I would bet that the majority of Americans my age have read at least one of the Choose Your Own Adventure novels, of which Edward Packard's Cave of Time was (more or less)* the first. I read this pathbreaking book when I was about nine years old and living in Albuquerque, a place I did not like. I found the sky too big, the desert ugly and bleak, the ubiquitous Mexican food too spicy and mushy for my amateur palate, the local people laconic and bony. I wanted to be back in the Northeast, and books, particularly fantasy books - I discovered the Chronicles of Narnia at about the same time - offered escape to a richer, more colorful, more refined environment.

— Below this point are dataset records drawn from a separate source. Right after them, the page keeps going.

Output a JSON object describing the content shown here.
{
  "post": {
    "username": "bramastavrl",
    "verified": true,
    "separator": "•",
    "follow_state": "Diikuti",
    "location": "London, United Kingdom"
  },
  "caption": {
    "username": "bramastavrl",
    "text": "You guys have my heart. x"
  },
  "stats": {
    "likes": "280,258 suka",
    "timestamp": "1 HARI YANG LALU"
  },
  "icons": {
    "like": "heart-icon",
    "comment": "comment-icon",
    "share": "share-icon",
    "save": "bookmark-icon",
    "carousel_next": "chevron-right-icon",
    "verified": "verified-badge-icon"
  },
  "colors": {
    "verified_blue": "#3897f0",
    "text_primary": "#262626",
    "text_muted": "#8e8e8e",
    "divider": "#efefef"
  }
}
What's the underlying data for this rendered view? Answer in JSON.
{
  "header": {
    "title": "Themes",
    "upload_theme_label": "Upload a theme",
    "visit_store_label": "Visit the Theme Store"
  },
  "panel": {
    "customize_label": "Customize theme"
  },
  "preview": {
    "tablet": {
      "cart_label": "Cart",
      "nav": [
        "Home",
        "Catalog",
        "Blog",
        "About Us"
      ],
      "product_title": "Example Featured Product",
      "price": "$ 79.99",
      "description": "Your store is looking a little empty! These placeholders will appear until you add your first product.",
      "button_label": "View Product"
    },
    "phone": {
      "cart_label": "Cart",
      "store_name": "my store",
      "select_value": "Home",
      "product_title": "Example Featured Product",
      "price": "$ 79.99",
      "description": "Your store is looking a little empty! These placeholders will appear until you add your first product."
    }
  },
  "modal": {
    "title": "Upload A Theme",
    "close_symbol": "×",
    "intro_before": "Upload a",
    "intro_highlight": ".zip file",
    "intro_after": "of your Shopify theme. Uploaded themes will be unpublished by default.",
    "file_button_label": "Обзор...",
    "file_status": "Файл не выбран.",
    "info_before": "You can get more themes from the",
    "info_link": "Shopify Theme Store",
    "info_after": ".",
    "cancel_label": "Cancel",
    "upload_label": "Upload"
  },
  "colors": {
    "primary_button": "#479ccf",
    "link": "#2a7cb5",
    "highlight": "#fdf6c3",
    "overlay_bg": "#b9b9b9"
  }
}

Edward Packard, probably. |
Cave of Time offered paths to a new set of realities: the worlds of the past. It was not a comforting book: the possibly endings included being eaten by a dinosaur, enslaved by Han-dynasty warriors, or choking to death on a Precambrian Earth where "oxygen had not yet been introduced into the atmosphere." Yet the various adventure paths were all exciting, and they introduced me and others to the concept of interactive literature. They became a gateway to the obsessions of my teenage years, namely role-playing and computer games. The Cave of Time probably also introduced me to the notion that reading history could, like reading fantasy or science fiction, offer an alternative to living in an unpalatable present. Though the past could prove pretty unpleasant as well.
* Packard had written a previous second-person, dividing-paths novel called Sugarcane Island (1976), which he published with a small press. His publisher, RA Montgomery, then took the CYOA concept to Bantam; Cave of Time was the first offering in their new series.